St. John of Avila’s Inspiring Contribution to Priestly Holiness
REGISTER BOOK PICK: Father Gustavo Castillo’s book was inspired by Pope Benedict XVI’s declaration of St. John of Avila as a Doctor of the Church Oct. 7, 2012.
Shepherding the Family of God
The Spirituality of Diocesan Priests in St. John of Avila
Father Gustavo Castillo
Institute of Priestly Formation; 272 pages (paperback)
Standing in the Plaza of St. Peter’s Basilica in Rome on the feast of the Holy Rosary, Oct. 7, 2012, having recently arrived in Rome for his doctoral studies, Father Gustavo Castillo was inspired by Pope Benedict XVI’s proclamation of St. John of Avila as a doctor of the Church:
“Fulfilling the wishes of numerous brethren in the episcopate, and of many of the faithful throughout the world, after due consultation with the Congregation for the Causes of Saints, with certain knowledge and after mature deliberation, with the fullness of my apostolic authority, I declare St. John of Avila, diocesan priest, and St. Hildegard of Bingen, professed nun of the Order of St. Benedict, to be doctors of the universal Church. In the name of the Father, and of the Son, and of the Holy Spirit.”
Father Castillo was so moved by this event that he went on to write his doctoral thesis on the newly minted doctor of the Church. His thesis was published by the Institute for Priestly Formation Publications on June 11, 2019, with the title, Shepherding the Family of God: The Spirituality of Diocesan Priests in St. John of Avila.
Now, the attention of the Church turns once again to St. John of Avila. Pope Francis has inscribed as an optional memorial in the Roman Calendar, St. John de Avila, priest and doctor of the Church, May. The first time this was to be observed was May 10.
It seems appropriate to highlight the reasons why St. John of Avila is receiving so much attention. Father Castillo’s book does exactly that. In his foreword, Archbishop José Gomez states: “In retrieving John’s heroic vision of priestly dignity and sanctity, Father Gustavo Castillo has performed an important work of ressourcement [renewal] — introducing the English-speaking world to a giant of Hispanic theology and spirituality and a true pioneer of authentic renewal and reform in the Church.”
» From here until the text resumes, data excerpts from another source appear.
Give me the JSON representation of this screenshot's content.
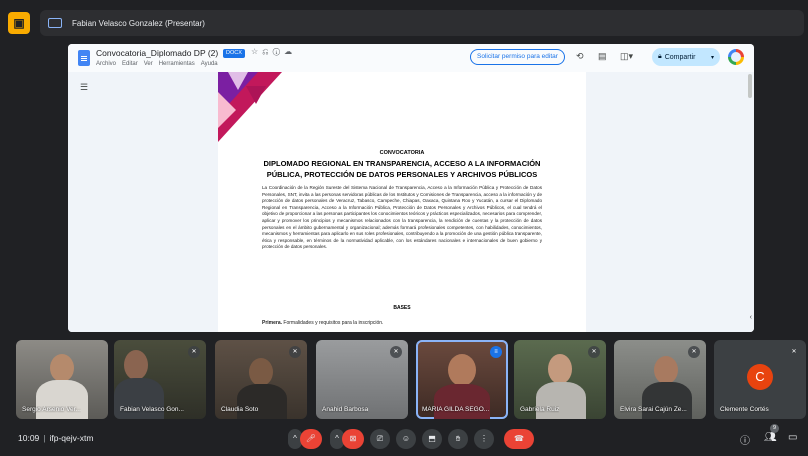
{
  "presenter": {
    "name": "Fabian Velasco Gonzalez (Presentar)"
  },
  "document": {
    "title": "Convocatoria_Diplomado DP (2)",
    "badge": "DOCX",
    "menu": [
      "Archivo",
      "Editar",
      "Ver",
      "Herramientas",
      "Ayuda"
    ],
    "request_edit_label": "Solicitar permiso para editar",
    "share_label": "Compartir",
    "convocatoria": "CONVOCATORIA",
    "title_line1": "DIPLOMADO REGIONAL EN TRANSPARENCIA, ACCESO A LA INFORMACIÓN",
    "title_line2": "PÚBLICA, PROTECCIÓN DE DATOS PERSONALES Y ARCHIVOS PÚBLICOS",
    "body": "La Coordinación de la Región Sureste del Sistema Nacional de Transparencia, Acceso a la Información Pública y Protección de Datos Personales, SNT, invita a las personas servidoras públicas de los Institutos y Comisiones de Transparencia, acceso a la información y de protección de datos personales de Veracruz, Tabasco, Campeche, Chiapas, Oaxaca, Quintana Roo y Yucatán, a cursar el Diplomado Regional en Transparencia, Acceso a la Información Pública, Protección de Datos Personales y Archivos Públicos, el cual tendrá el objetivo de proporcionar a las personas participantes los conocimientos teóricos y prácticos especializados, necesarios para comprender, aplicar y promover los principios y mecanismos relacionados con la transparencia, la rendición de cuentas y la protección de datos personales en el ámbito gubernamental y organizacional; además formará profesionales competentes, con habilidades, conocimientos, mecanismos y herramientas para aplicarlo en sus roles profesionales, contribuyendo a la promoción de una gestión pública transparente, ética y responsable, en términos de la normatividad aplicable, con los estándares nacionales e internacionales de buen gobierno y protección de datos personales.",
    "bases_heading": "BASES",
    "primera_label": "Primera.",
    "primera_text": " Formalidades y requisitos para la inscripción."
  },
  "participants": [
    {
      "name": "Sergio Arsenio Ver...",
      "muted": false
    },
    {
      "name": "Fabian Velasco Gon...",
      "muted": true
    },
    {
      "name": "Claudia Soto",
      "muted": true
    },
    {
      "name": "Anahid Barbosa",
      "muted": true
    },
    {
      "name": "MARIA GILDA SEGO...",
      "muted": false,
      "speaking": true
    },
    {
      "name": "Gabriela Ruiz",
      "muted": true
    },
    {
      "name": "Elvira Sarai Cajún Ze...",
      "muted": true
    },
    {
      "name": "Clemente Cortés",
      "muted": true,
      "initial": "C"
    }
  ],
  "bottom_bar": {
    "time": "10:09",
    "meeting_code": "ifp-qejv-xtm",
    "participant_count": "9"
  },
  "colors": {
    "background": "#202124",
    "hangup": "#ea4335",
    "avatar_c": "#e8430f",
    "speaking_border": "#8ab4f8"
  }
}
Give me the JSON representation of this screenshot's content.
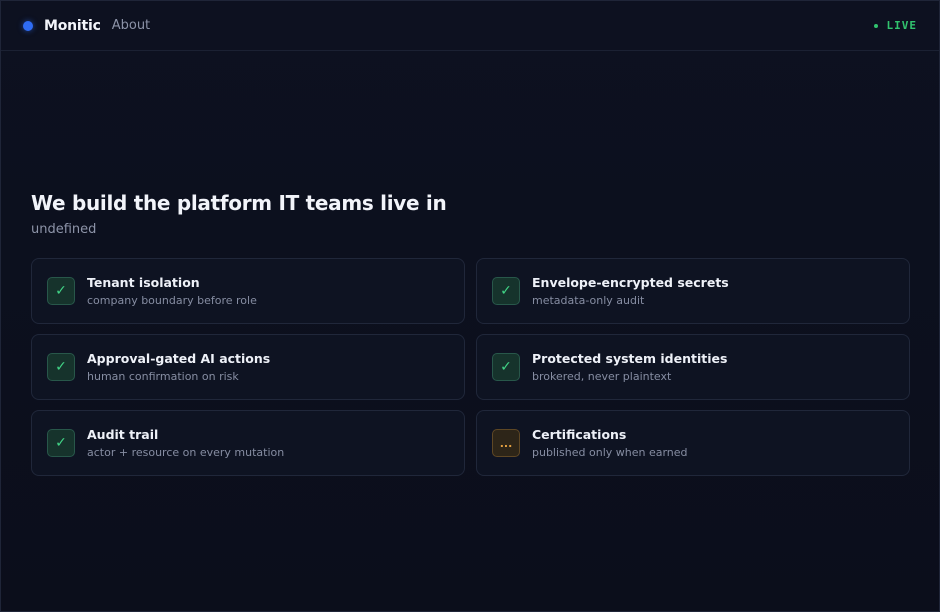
{
  "header": {
    "brand": "Monitic",
    "nav_about": "About",
    "status": "LIVE",
    "colors": {
      "brand_dot": "#2f6cf4",
      "status": "#31c36e"
    }
  },
  "hero": {
    "title": "We build the platform IT teams live in",
    "subtitle": "undefined"
  },
  "features": [
    {
      "title": "Tenant isolation",
      "subtitle": "company boundary before role",
      "status": "done",
      "icon": "check-icon",
      "glyph": "✓"
    },
    {
      "title": "Envelope-encrypted secrets",
      "subtitle": "metadata-only audit",
      "status": "done",
      "icon": "check-icon",
      "glyph": "✓"
    },
    {
      "title": "Approval-gated AI actions",
      "subtitle": "human confirmation on risk",
      "status": "done",
      "icon": "check-icon",
      "glyph": "✓"
    },
    {
      "title": "Protected system identities",
      "subtitle": "brokered, never plaintext",
      "status": "done",
      "icon": "check-icon",
      "glyph": "✓"
    },
    {
      "title": "Audit trail",
      "subtitle": "actor + resource on every mutation",
      "status": "done",
      "icon": "check-icon",
      "glyph": "✓"
    },
    {
      "title": "Certifications",
      "subtitle": "published only when earned",
      "status": "pending",
      "icon": "ellipsis-icon",
      "glyph": "..."
    }
  ]
}
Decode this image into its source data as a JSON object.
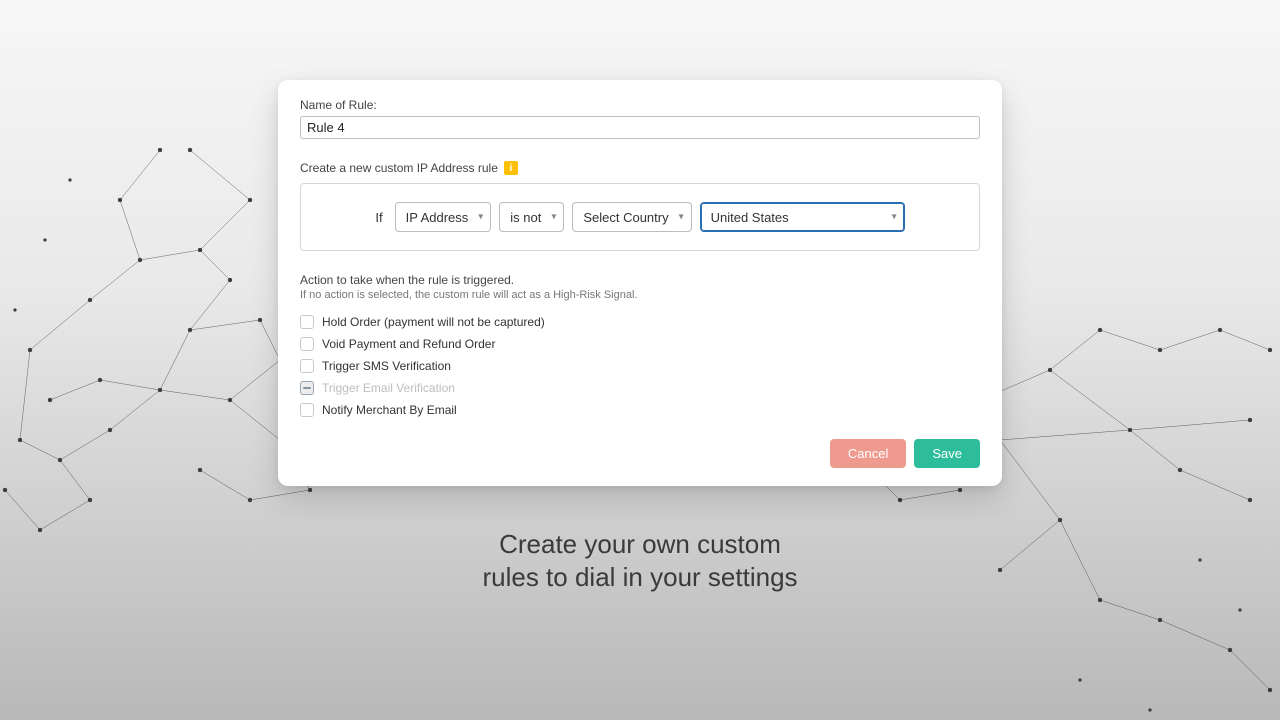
{
  "modal": {
    "name_label": "Name of Rule:",
    "name_value": "Rule 4",
    "rule_desc": "Create a new custom IP Address rule",
    "info_badge": "i",
    "builder": {
      "if_label": "If",
      "field": "IP Address",
      "operator": "is not",
      "selector_label": "Select Country",
      "value": "United States"
    },
    "action_hint": "Action to take when the rule is triggered.",
    "action_hint_sub": "If no action is selected, the custom rule will act as a High-Risk Signal.",
    "actions": [
      {
        "label": "Hold Order (payment will not be captured)",
        "state": "unchecked"
      },
      {
        "label": "Void Payment and Refund Order",
        "state": "unchecked"
      },
      {
        "label": "Trigger SMS Verification",
        "state": "unchecked"
      },
      {
        "label": "Trigger Email Verification",
        "state": "indeterminate",
        "disabled": true
      },
      {
        "label": "Notify Merchant By Email",
        "state": "unchecked"
      }
    ],
    "buttons": {
      "cancel": "Cancel",
      "save": "Save"
    }
  },
  "tagline": {
    "line1": "Create your own custom",
    "line2": "rules to dial in your settings"
  },
  "colors": {
    "accent_save": "#2dbd9b",
    "accent_cancel": "#ef9a8e",
    "info_badge": "#ffc107",
    "highlight_border": "#2b6db5"
  }
}
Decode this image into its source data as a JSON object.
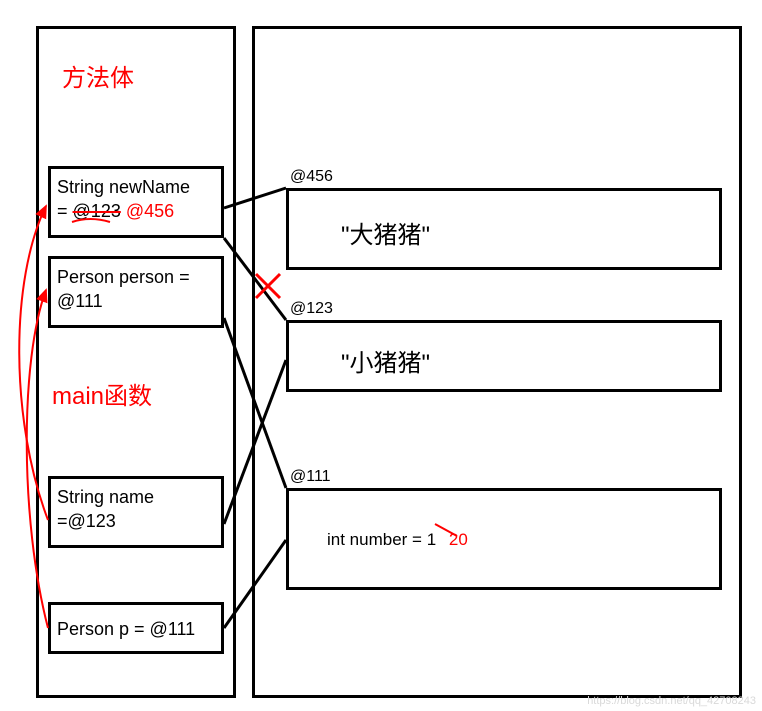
{
  "stack_title": "方法体",
  "main_title": "main函数",
  "stack_boxes": {
    "newName": {
      "line1": "String newName",
      "old_addr": "@123",
      "new_addr": "@456",
      "eq": "="
    },
    "person": "Person person =\n@111",
    "name": "String name\n=@123",
    "p": "Person p = @111"
  },
  "heap_objects": {
    "obj456": {
      "addr": "@456",
      "value": "\"大猪猪\""
    },
    "obj123": {
      "addr": "@123",
      "value": "\"小猪猪\""
    },
    "obj111": {
      "addr": "@111",
      "field_label": "int number =",
      "old_val": "1",
      "new_val": "20"
    }
  },
  "watermark": "https://blog.csdn.net/qq_42708243"
}
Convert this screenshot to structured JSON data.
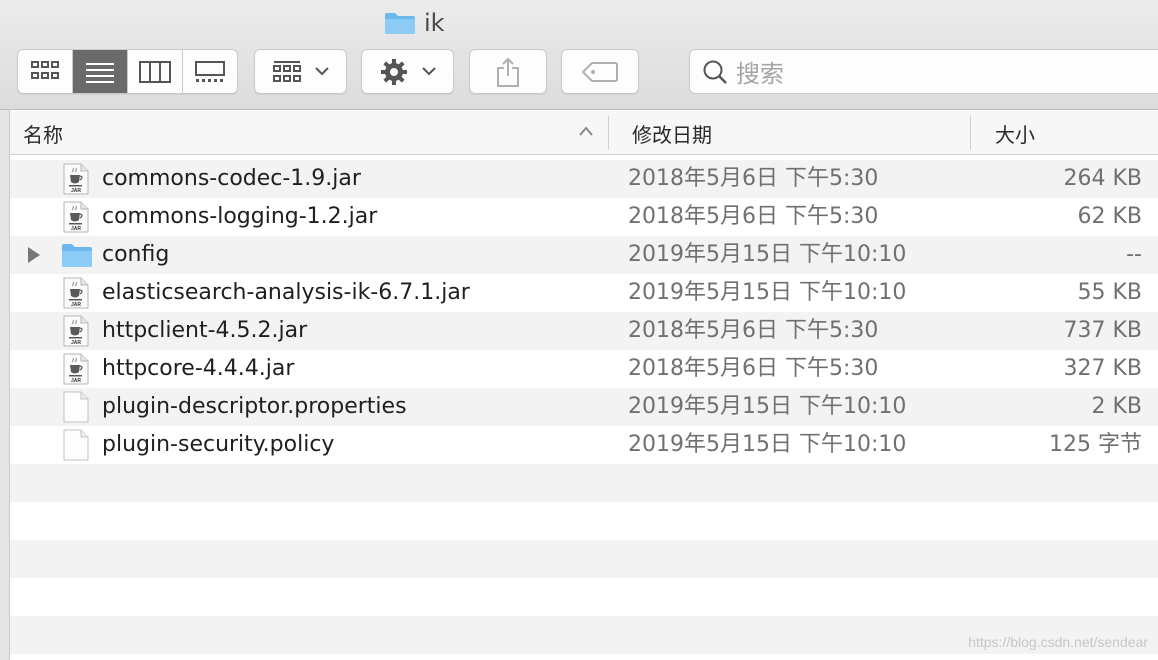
{
  "window": {
    "title": "ik",
    "title_icon": "folder-icon"
  },
  "toolbar": {
    "view_modes": [
      {
        "name": "icon-view",
        "icon": "grid-icon",
        "active": false
      },
      {
        "name": "list-view",
        "icon": "list-icon",
        "active": true
      },
      {
        "name": "column-view",
        "icon": "columns-icon",
        "active": false
      },
      {
        "name": "gallery-view",
        "icon": "gallery-icon",
        "active": false
      }
    ],
    "group_icon": "group-icon",
    "action_icon": "gear-icon",
    "share_icon": "share-icon",
    "tag_icon": "tag-icon",
    "search_placeholder": "搜索"
  },
  "columns": {
    "name": "名称",
    "date": "修改日期",
    "size": "大小"
  },
  "files": [
    {
      "name": "commons-codec-1.9.jar",
      "date": "2018年5月6日 下午5:30",
      "size": "264 KB",
      "kind": "jar"
    },
    {
      "name": "commons-logging-1.2.jar",
      "date": "2018年5月6日 下午5:30",
      "size": "62 KB",
      "kind": "jar"
    },
    {
      "name": "config",
      "date": "2019年5月15日 下午10:10",
      "size": "--",
      "kind": "folder"
    },
    {
      "name": "elasticsearch-analysis-ik-6.7.1.jar",
      "date": "2019年5月15日 下午10:10",
      "size": "55 KB",
      "kind": "jar"
    },
    {
      "name": "httpclient-4.5.2.jar",
      "date": "2018年5月6日 下午5:30",
      "size": "737 KB",
      "kind": "jar"
    },
    {
      "name": "httpcore-4.4.4.jar",
      "date": "2018年5月6日 下午5:30",
      "size": "327 KB",
      "kind": "jar"
    },
    {
      "name": "plugin-descriptor.properties",
      "date": "2019年5月15日 下午10:10",
      "size": "2 KB",
      "kind": "document"
    },
    {
      "name": "plugin-security.policy",
      "date": "2019年5月15日 下午10:10",
      "size": "125 字节",
      "kind": "document"
    }
  ],
  "watermark": "https://blog.csdn.net/sendear",
  "colors": {
    "folder": "#6cb8ee",
    "selected_view": "#6a6a6a",
    "row_alt": "#f3f3f3"
  }
}
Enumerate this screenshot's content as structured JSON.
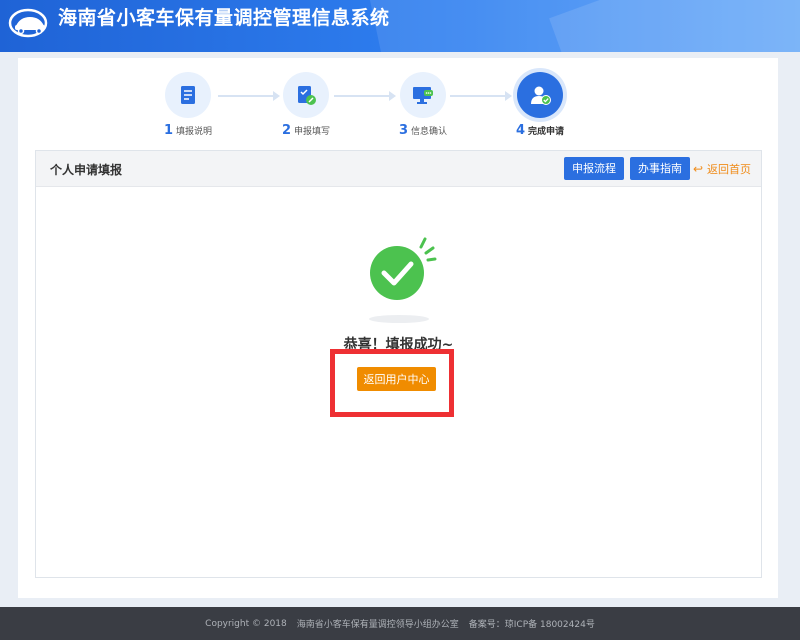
{
  "header": {
    "title": "海南省小客车保有量调控管理信息系统"
  },
  "stepper": {
    "steps": [
      {
        "num": "1",
        "label": "填报说明",
        "icon": "document-icon"
      },
      {
        "num": "2",
        "label": "申报填写",
        "icon": "edit-check-icon"
      },
      {
        "num": "3",
        "label": "信息确认",
        "icon": "monitor-chat-icon"
      },
      {
        "num": "4",
        "label": "完成申请",
        "icon": "user-check-icon"
      }
    ],
    "active_step": 4
  },
  "panel": {
    "title": "个人申请填报",
    "btn_flow": "申报流程",
    "btn_guide": "办事指南",
    "back_home": "返回首页"
  },
  "success": {
    "message": "恭喜！填报成功~",
    "button_label": "返回用户中心"
  },
  "footer": {
    "copyright": "Copyright  © 2018",
    "org": "海南省小客车保有量调控领导小组办公室",
    "icp": "备案号：琼ICP备 18002424号"
  },
  "colors": {
    "brand_blue": "#2b6fe0",
    "accent_orange": "#f08c00",
    "success_green": "#4cc24f",
    "highlight_red": "#ee3033"
  }
}
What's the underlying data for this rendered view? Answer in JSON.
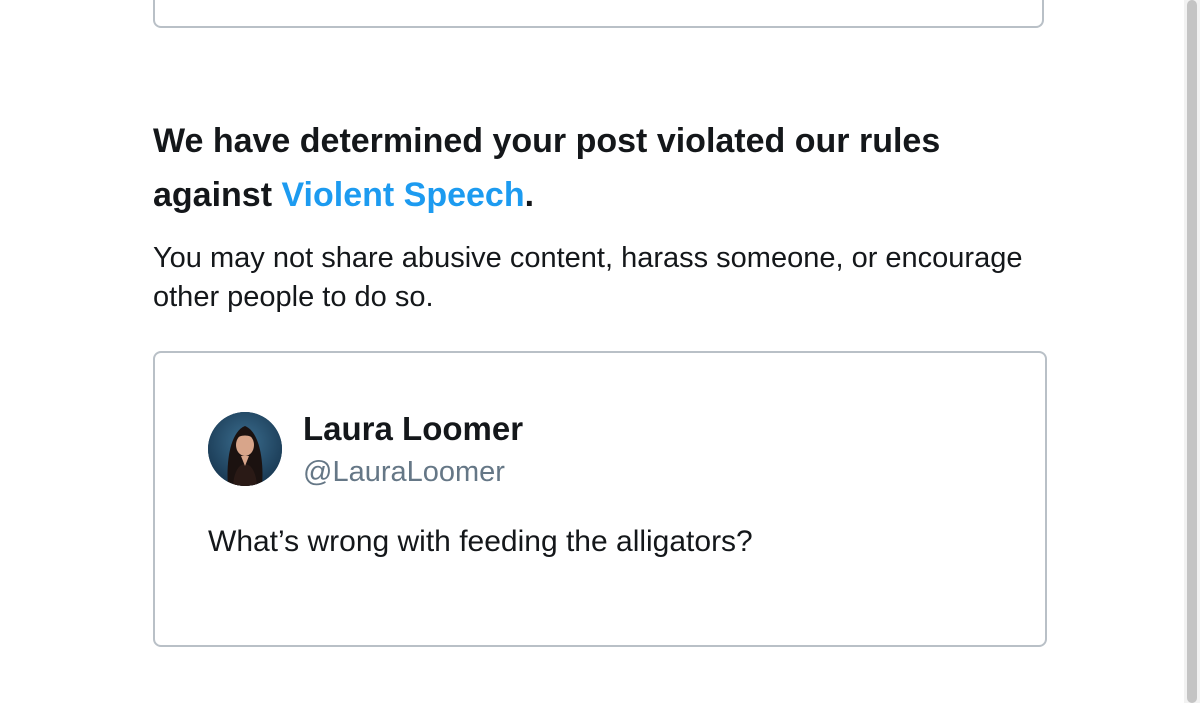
{
  "notice": {
    "heading_prefix": "We have determined your post violated our rules against ",
    "rule_link": "Violent Speech",
    "heading_suffix": ".",
    "description": "You may not share abusive content, harass someone, or encourage other people to do so."
  },
  "tweet": {
    "author_name": "Laura Loomer",
    "author_handle": "@LauraLoomer",
    "text": "What’s wrong with feeding the alligators?"
  },
  "colors": {
    "link": "#1d9bf0",
    "text": "#14171a",
    "muted": "#657786",
    "border": "#b9c0c7"
  }
}
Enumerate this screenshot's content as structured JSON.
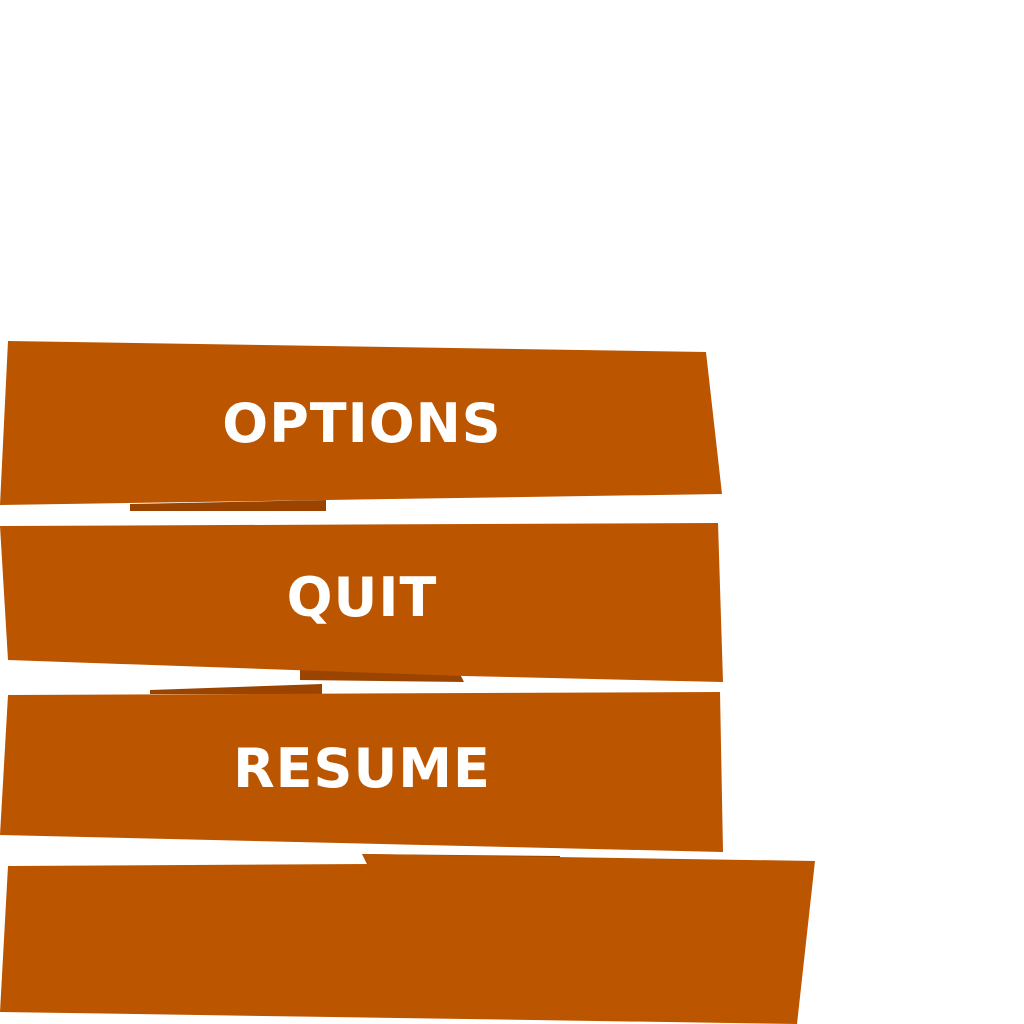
{
  "menu": {
    "buttons": [
      {
        "id": "options",
        "label": "OPTIONS"
      },
      {
        "id": "quit",
        "label": "QUIT"
      },
      {
        "id": "resume",
        "label": "RESUME"
      },
      {
        "id": "blank",
        "label": ""
      }
    ]
  },
  "colors": {
    "background": "#ffffff",
    "plank": "#bb5500",
    "plank_shadow": "#9a4400",
    "label": "#ffffff"
  }
}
Father Castillo gives a brief portrayal of the “Apostle of Andalusia,” who influenced many priests and laity with his spiritual guidance and writings during his life as well as after his life. His thought had a big impact on the fathers of the Council of Trent and a “cluster of saints” in Spain, such as the great St. Teresa of Avila and others.
“Traces of his thought can also be found in St. John of the Cross and in Felix Lope de Vega. Even saints like Francis de Sales, Alphonsus Liguori and Anthony Claret make reference to his works in subsequent years,” Father Castillo writes.
What is of most interest about this work in our day is the fact that it is not only a ressourcement, as referred to above, but a clarion call: Father Castillo takes the writings of St. John of Avila, brings them to our attention, and then wraps these writings in the message of the personal call to holiness as proposed by the Second Vatican Council. More specifically, he urges priestly holiness with an enticing consideration of the triple offices of priest, prophet and king. It is a marvelous way to reflect on the different gifts of the priesthood.
The final chapter inspires a renewal of the priesthood in light of the mission of the “Priest and People of God: Mutual Sanctification.”
Personally, I found it as a helpful guide for meditation during my own silver jubilee of priestly ordination and encourage all diocesan priests to make use of it for their own reflection and prayer. And don’t forget to read the endnotes; they also contain some golden inspirations.
Father Mark S. Mannion is a priest of the personal prelature of Opus Dei.